Диапазон и удобство исполнения скоре всего увеличится, но выбор инструментов, скорее наоборот уменьшится. Сейчас на рынке еще можно нормального немца из старых запасов найти, а баянов немецких то нет в природе. Да и звук у них совсем разный. Кому-то больше баян по-вкусу, а кому-то все же аккордеон милее


----------



## Sergey_Semenov (22 Фев 2014)

vev писал:


> но выбор инструмента, скорее наоборот уменьшится.

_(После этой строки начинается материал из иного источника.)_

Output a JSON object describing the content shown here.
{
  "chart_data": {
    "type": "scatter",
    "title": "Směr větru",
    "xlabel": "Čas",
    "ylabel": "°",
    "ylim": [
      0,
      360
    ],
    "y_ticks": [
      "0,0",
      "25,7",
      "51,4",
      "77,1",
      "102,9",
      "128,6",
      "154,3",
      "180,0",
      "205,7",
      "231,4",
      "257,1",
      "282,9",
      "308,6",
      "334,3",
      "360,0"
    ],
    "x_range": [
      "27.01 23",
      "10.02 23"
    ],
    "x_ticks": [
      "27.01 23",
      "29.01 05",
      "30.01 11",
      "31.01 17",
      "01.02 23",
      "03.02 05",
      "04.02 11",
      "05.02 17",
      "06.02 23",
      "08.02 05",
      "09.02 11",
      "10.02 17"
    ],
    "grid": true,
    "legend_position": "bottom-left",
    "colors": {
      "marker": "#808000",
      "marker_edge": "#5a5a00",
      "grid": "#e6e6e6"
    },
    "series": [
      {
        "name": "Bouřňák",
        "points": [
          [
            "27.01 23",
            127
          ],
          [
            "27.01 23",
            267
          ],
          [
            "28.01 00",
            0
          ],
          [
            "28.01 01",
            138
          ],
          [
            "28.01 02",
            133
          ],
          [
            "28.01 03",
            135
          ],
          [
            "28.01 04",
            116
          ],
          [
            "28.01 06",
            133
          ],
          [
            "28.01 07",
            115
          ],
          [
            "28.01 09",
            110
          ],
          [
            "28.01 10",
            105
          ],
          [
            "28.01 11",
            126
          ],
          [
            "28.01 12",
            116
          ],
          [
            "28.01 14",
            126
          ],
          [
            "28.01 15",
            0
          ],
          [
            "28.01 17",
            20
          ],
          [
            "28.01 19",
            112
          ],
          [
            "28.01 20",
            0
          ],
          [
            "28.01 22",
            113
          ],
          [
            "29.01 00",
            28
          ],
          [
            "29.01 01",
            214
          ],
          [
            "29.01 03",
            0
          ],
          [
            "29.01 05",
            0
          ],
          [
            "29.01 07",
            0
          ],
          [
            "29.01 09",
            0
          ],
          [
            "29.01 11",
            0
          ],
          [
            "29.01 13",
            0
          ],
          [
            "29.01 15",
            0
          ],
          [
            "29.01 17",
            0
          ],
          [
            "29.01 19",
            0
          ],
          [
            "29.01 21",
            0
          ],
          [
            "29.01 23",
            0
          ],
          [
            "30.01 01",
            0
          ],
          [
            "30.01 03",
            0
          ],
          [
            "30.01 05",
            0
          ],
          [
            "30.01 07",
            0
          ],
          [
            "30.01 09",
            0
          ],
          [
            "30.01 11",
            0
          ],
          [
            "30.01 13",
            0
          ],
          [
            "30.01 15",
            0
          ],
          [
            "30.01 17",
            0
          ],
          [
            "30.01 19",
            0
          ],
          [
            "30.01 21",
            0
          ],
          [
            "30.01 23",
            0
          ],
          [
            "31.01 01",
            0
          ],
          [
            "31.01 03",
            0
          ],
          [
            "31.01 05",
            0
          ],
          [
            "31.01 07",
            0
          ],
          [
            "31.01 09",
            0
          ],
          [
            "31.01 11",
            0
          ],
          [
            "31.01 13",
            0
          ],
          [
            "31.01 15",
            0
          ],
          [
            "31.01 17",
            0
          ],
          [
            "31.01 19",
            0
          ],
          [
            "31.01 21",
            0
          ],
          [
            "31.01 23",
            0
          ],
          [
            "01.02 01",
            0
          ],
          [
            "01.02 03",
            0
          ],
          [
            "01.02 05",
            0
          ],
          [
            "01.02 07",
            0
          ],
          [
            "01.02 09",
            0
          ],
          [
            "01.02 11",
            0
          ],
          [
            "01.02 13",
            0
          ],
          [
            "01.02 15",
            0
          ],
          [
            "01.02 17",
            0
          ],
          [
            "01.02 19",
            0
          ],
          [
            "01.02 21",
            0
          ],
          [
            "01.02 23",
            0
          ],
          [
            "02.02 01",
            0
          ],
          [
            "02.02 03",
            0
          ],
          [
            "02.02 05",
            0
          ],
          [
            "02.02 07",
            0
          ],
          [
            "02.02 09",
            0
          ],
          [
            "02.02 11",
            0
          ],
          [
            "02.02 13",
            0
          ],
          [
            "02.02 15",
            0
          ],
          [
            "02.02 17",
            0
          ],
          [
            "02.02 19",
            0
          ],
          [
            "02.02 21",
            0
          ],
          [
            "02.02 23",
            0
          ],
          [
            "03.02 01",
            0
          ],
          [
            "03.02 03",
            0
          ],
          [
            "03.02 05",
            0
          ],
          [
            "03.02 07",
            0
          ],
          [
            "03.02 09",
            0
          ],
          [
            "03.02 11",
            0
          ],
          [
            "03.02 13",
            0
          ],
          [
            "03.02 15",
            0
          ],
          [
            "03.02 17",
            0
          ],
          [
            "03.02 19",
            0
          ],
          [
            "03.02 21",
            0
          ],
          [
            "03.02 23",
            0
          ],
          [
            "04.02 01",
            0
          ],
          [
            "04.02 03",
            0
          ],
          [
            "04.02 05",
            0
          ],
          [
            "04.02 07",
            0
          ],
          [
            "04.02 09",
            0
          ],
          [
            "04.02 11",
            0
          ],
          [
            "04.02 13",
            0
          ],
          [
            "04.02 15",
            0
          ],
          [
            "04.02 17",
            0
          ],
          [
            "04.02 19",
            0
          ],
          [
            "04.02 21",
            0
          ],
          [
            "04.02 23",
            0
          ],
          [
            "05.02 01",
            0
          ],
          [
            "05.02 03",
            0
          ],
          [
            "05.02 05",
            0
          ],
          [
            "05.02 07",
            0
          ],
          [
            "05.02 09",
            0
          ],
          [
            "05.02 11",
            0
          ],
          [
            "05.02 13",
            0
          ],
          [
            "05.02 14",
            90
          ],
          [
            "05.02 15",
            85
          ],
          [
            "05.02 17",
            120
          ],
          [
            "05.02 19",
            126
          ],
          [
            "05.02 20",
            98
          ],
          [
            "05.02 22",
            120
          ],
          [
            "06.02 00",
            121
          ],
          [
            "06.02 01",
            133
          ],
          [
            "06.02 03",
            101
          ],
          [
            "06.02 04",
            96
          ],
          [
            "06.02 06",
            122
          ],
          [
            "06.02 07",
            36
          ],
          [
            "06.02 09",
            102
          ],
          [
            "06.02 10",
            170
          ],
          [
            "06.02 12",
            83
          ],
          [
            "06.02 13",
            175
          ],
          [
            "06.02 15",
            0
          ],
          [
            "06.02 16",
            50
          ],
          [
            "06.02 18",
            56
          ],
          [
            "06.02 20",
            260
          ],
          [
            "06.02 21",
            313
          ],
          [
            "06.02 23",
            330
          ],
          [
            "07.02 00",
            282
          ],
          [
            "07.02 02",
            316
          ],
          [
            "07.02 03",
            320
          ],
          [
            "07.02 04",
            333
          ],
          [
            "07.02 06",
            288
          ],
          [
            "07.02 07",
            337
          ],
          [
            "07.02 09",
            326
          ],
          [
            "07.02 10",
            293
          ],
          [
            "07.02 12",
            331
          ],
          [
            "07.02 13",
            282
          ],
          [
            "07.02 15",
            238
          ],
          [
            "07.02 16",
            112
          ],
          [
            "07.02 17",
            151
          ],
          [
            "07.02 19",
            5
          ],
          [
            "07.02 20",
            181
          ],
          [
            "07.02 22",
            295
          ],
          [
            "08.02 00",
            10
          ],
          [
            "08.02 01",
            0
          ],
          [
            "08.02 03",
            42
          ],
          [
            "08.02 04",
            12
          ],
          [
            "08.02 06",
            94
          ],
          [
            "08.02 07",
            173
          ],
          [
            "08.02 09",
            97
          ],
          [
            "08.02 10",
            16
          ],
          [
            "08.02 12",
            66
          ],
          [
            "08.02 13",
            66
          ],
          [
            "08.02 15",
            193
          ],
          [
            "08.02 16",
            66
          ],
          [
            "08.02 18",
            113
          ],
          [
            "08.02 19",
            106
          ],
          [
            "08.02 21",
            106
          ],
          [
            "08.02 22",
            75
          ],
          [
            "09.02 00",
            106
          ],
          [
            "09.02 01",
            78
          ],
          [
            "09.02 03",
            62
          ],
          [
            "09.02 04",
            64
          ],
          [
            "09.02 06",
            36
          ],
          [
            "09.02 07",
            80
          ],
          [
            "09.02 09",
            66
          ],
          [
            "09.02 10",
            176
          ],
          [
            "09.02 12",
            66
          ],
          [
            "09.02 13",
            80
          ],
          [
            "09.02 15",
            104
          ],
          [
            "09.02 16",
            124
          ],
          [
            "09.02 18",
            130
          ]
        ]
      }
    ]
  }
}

Я имел ввиду что ко всем рассматриваемым аккордеонам добавятся ещё и баяны в том же ценовом диапазоне.


----------



## yazula (23 Фев 2014)

Sergey_Semenov, да я рассматривала баян как раз из-за диапазона и удобства (так пишут ), с интересом бы посмотрела и послушала кнопочные аккордеоны, есть один, который по описанию очень нравится Вельтмейстер Грандина, но он чаще всего стоит 30 000 рублей и выше.


----------



## Sergey_Semenov (23 Фев 2014)

В пределах 15000 рублей можно приобрести неплохой бянчик, а иногда даже с цельными планками и очень хорошим звучанием.

Желаю удачи в приобретении инструмента. Когда купите оставьте здесь сообщение о том что Вы выбрали и почему именно это, если не затруднит.


----------